Recuerdo, por ejemplo, los ensueños humanistas de aquel valeroso y vibrante neorrealismo italiano de posguerra. O la serena confianza en la confraternidad concreta que tantos intelectuales vivieron (no pocos de ellos activamente) durante la ejemplar guerra civil española. O, antes, la irrupción expresionista en medio de los funestos presagios que rodeaban a Weimar. Y, antes aún, la agresividad de las bellas vanguardias, intentando limpiarlo todo. Hoy, cuando nuestras catedrales son los supermercados, nuestra civilización el show y nuestro barómetro cultural las pullas de prostíbulo –como bien dijo el actor Alfredo Alcón– que nos prodigan los medios dominantes, ¿qué arte, qué humanismo es posible que no sea casi de catacumba?

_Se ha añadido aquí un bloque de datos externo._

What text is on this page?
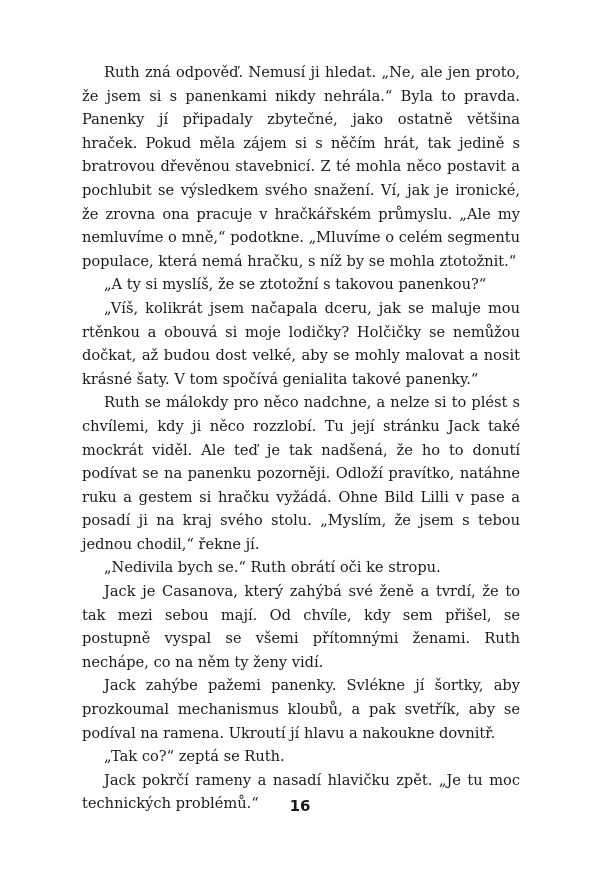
Ruth zná odpověď. Nemusí ji hledat. „Ne, ale jen proto, že jsem si s panenkami nikdy nehrála.“ Byla to pravda. Panenky jí připadaly zbytečné, jako ostatně většina hraček. Pokud měla zájem si s něčím hrát, tak jedině s bratrovou dřevěnou stavebnicí. Z té mohla něco postavit a pochlubit se výsledkem svého snažení. Ví, jak je ironické, že zrovna ona pracuje v hračkářském průmyslu. „Ale my nemluvíme o mně,“ podotkne. „Mluvíme o celém segmentu populace, která nemá hračku, s níž by se mohla ztotožnit.“

„A ty si myslíš, že se ztotožní s takovou panenkou?“

„Víš, kolikrát jsem načapala dceru, jak se maluje mou rtěnkou a obouvá si moje lodičky? Holčičky se nemůžou dočkat, až budou dost velké, aby se mohly malovat a nosit krásné šaty. V tom spočívá genialita takové panenky.“

Ruth se málokdy pro něco nadchne, a nelze si to plést s chvílemi, kdy ji něco rozzlobí. Tu její stránku Jack také mockrát viděl. Ale teď je tak nadšená, že ho to donutí podívat se na panenku pozorněji. Odloží pravítko, natáhne ruku a gestem si hračku vyžádá. Ohne Bild Lilli v pase a posadí ji na kraj svého stolu. „Myslím, že jsem s tebou jednou chodil,“ řekne jí.

„Nedivila bych se.“ Ruth obrátí oči ke stropu.

Jack je Casanova, který zahýbá své ženě a tvrdí, že to tak mezi sebou mají. Od chvíle, kdy sem přišel, se postupně vyspal se všemi přítomnými ženami. Ruth nechápe, co na něm ty ženy vidí.

Jack zahýbe pažemi panenky. Svlékne jí šortky, aby prozkoumal mechanismus kloubů, a pak svetřík, aby se podíval na ramena. Ukroutí jí hlavu a nakoukne dovnitř.

„Tak co?“ zeptá se Ruth.

Jack pokrčí rameny a nasadí hlavičku zpět. „Je tu moc technických problémů.“	16
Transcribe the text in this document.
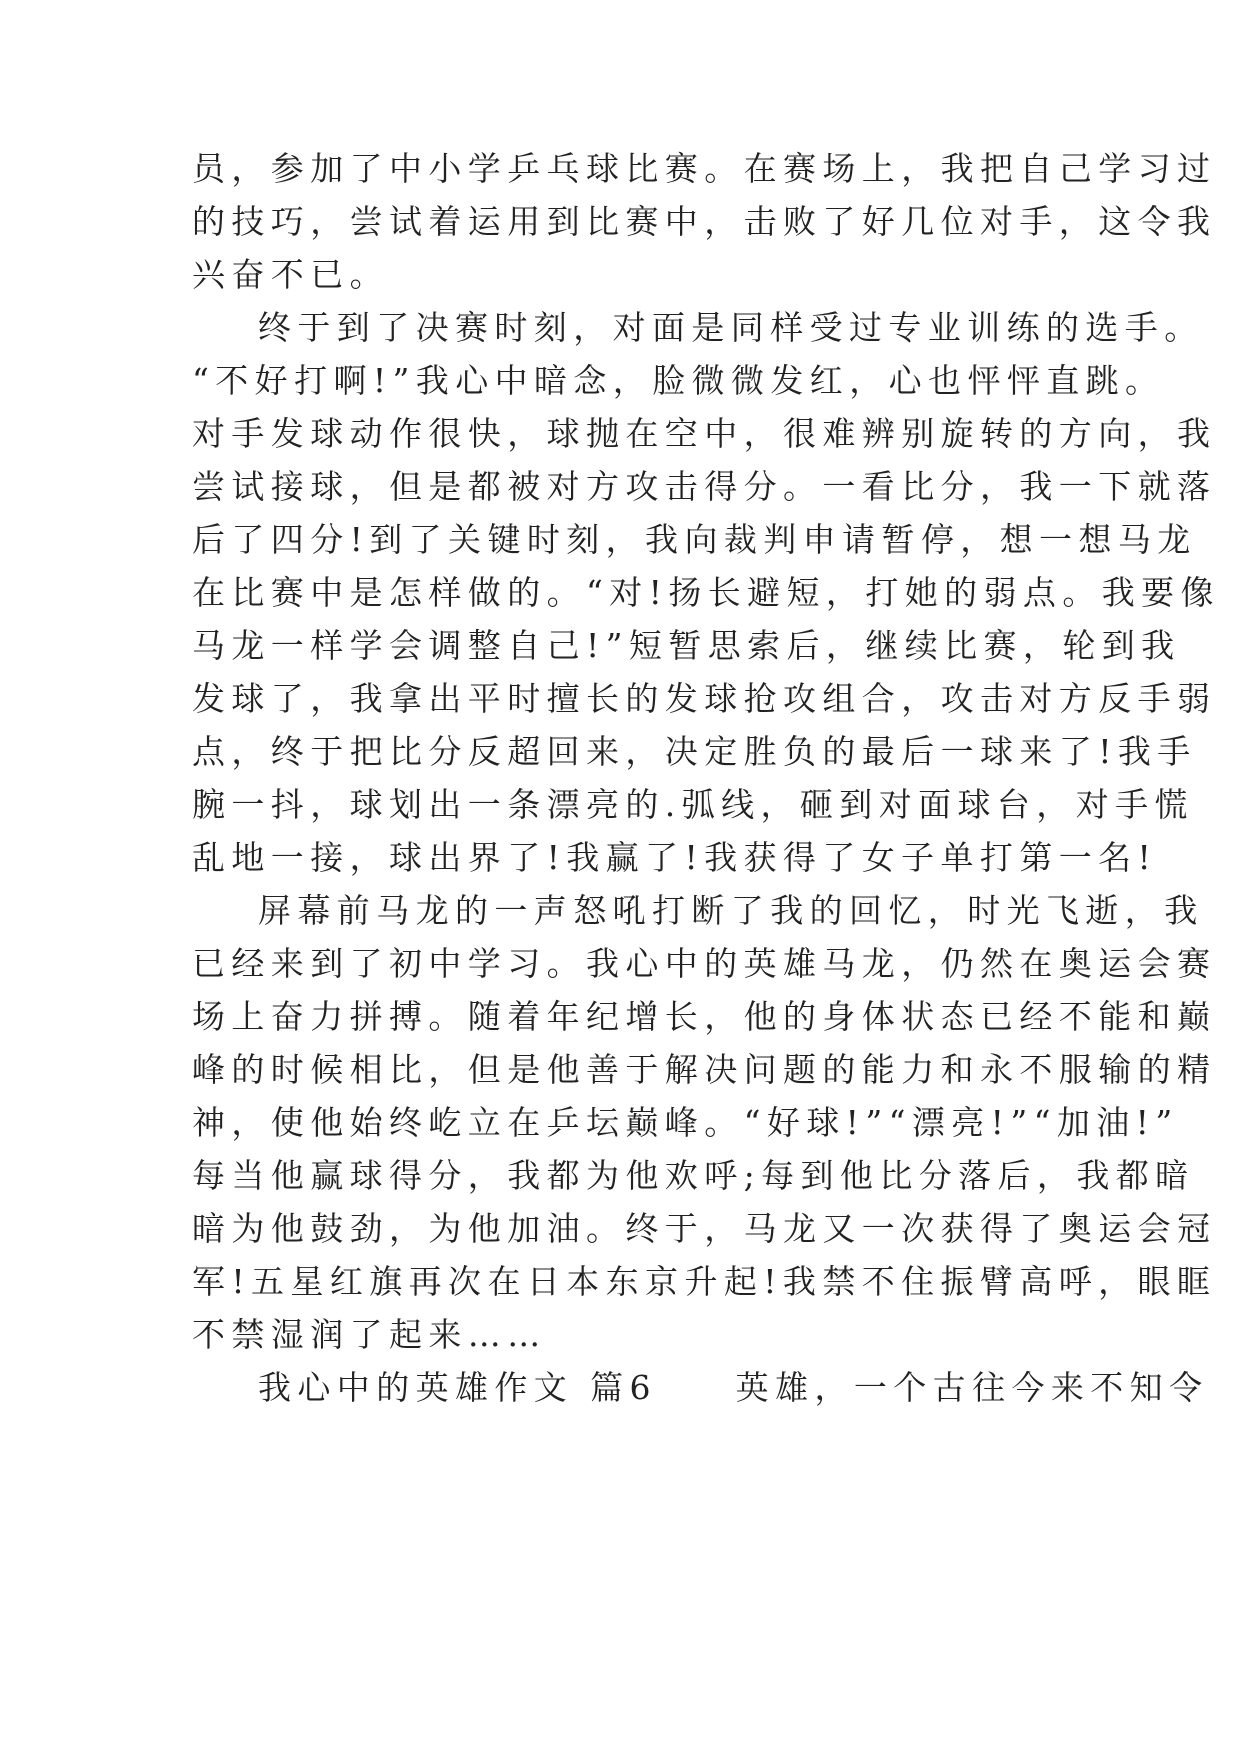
员，参加了中小学乒乓球比赛。在赛场上，我把自己学习过
的技巧，尝试着运用到比赛中，击败了好几位对手，这令我
兴奋不已。
终于到了决赛时刻，对面是同样受过专业训练的选手。
“不好打啊!”我心中暗念，脸微微发红，心也怦怦直跳。
对手发球动作很快，球抛在空中，很难辨别旋转的方向，我
尝试接球，但是都被对方攻击得分。一看比分，我一下就落
后了四分!到了关键时刻，我向裁判申请暂停，想一想马龙
在比赛中是怎样做的。“对!扬长避短，打她的弱点。我要像
马龙一样学会调整自己!”短暂思索后，继续比赛，轮到我
发球了，我拿出平时擅长的发球抢攻组合，攻击对方反手弱
点，终于把比分反超回来，决定胜负的最后一球来了!我手
腕一抖，球划出一条漂亮的.弧线，砸到对面球台，对手慌
乱地一接，球出界了!我赢了!我获得了女子单打第一名!
屏幕前马龙的一声怒吼打断了我的回忆，时光飞逝，我
已经来到了初中学习。我心中的英雄马龙，仍然在奥运会赛
场上奋力拼搏。随着年纪增长，他的身体状态已经不能和巅
峰的时候相比，但是他善于解决问题的能力和永不服输的精
神，使他始终屹立在乒坛巅峰。“好球!”“漂亮!”“加油!”
每当他赢球得分，我都为他欢呼;每到他比分落后，我都暗
暗为他鼓劲，为他加油。终于，马龙又一次获得了奥运会冠
军!五星红旗再次在日本东京升起!我禁不住振臂高呼，眼眶
不禁湿润了起来……
我心中的英雄作文 篇6　　英雄，一个古往今来不知令
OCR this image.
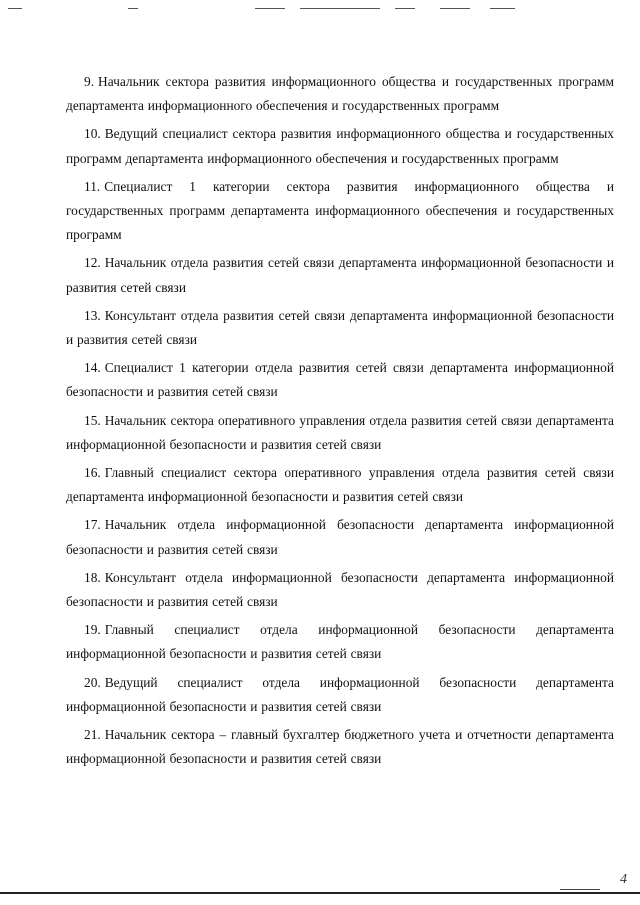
9. Начальник сектора развития информационного общества и государственных программ департамента информационного обеспечения и государственных программ
10. Ведущий специалист сектора развития информационного общества и государственных программ департамента информационного обеспечения и государственных программ
11. Специалист 1 категории сектора развития информационного общества и государственных программ департамента информационного обеспечения и государственных программ
12. Начальник отдела развития сетей связи департамента информационной безопасности и развития сетей связи
13. Консультант отдела развития сетей связи департамента информационной безопасности и развития сетей связи
14. Специалист 1 категории отдела развития сетей связи департамента информационной безопасности и развития сетей связи
15. Начальник сектора оперативного управления отдела развития сетей связи департамента информационной безопасности и развития сетей связи
16. Главный специалист сектора оперативного управления отдела развития сетей связи департамента информационной безопасности и развития сетей связи
17. Начальник отдела информационной безопасности департамента информационной безопасности и развития сетей связи
18. Консультант отдела информационной безопасности департамента информационной безопасности и развития сетей связи
19. Главный специалист отдела информационной безопасности департамента информационной безопасности и развития сетей связи
20. Ведущий специалист отдела информационной безопасности департамента информационной безопасности и развития сетей связи
21. Начальник сектора – главный бухгалтер бюджетного учета и отчетности департамента информационной безопасности и развития сетей связи
4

Con un presente mucho más negro que aquel negro futuro imaginado en sus más pesimistas teorías por George Orwell o Aldous Huxley, el lenguaje ya no es en nuestras comunidades una fuente espontánea de energía creadora, liberadora, digeridora. Como supo afirmar George Steiner hablando de la Alemania nazi, algo muy grave le ocurre, algo enferma a un idioma que transcurre no pasivamente por ciertas experiencias deletéreas. Sólo que, ahora, no se trata de experiencias que puedan alcanzar, incluso en su mismo carácter abominable, hasta cierta grandeza digamos trágica. Sino que debemos navegar en un abrumador océano de mediocridad, tan aplastante como contagiosa. Y asistir a la impudicia con que tantos se adaptan, se mimetizan, se prostituyen sin tener a veces ni siquiera conciencia de estar haciéndolo.
Antes de morir, Peter Weiss tituló a un libro suyo muy significativo (una novela que en realidad resulta una discusión sobre el sentido del arte entre dos vertientes del pensamiento progresista, una autoritaria y otra libertaria), como ‘La estética de la resistencia’, no por casualidad ambientada en tiempos de la mencionada legendaria guerra civil española, cuando había un pueblo capaz de caer –y de vivir– por sus ideas. Pero el mal que hoy enfrentamos no es agresivo sino seductor. Los hombres a los cuales pretendíamos dirigirnos no se consideran ya oprimidos sino que ansían participar, en cuanto la ocasión se lo permita, en la sociedad de consumo que nos consume.
(Como no hay nada que ocultar, ya que hoy se juega con las cartas a la vista, uno de los más consultados gurúes mundiales en estrategias de mercado, Al Ries, pudo decir harto claramente: “La guerra del marketing es una actividad intelectual, cuyo campo de batalla es la mente del consumidor”. Y, por si fuera poco, nada menos que Nicholas Negroponte, el augur más sagaz de la inventiva informática, auténtica punta de lanza de esta civilización, desde su puesto de comando en el legendario Massachussets Institut of Technology, tampoco tuvo empacho en declarar, sin ningún ambage: “Hoy en día, cuando se habla de computación, no hablamos de computadoras sino de la vida misma”. Es decir, no de medios que se utilizan con un fin, sino de medios que sustituyen a ese fin. Que es, precisamente, lo que no cesa de inquietarme.)
Modestamente, creo que en los tiempos que corren nuestra deseable “estética de la resistencia” no haría más que oponerse, con medios irrisorios, contra la inmensa marea de degradación y de sensacionalismo. Y, de hacerlo, lo haríamos por puro amor propio, por pura autoestima, por simple auto-respeto, sin demasiadas esperanzas, como una apuesta desmedida, pero que no podemos evitar. Y que, muy probablemente, incluso corra la suerte de pasar estruendosamente inadvertida.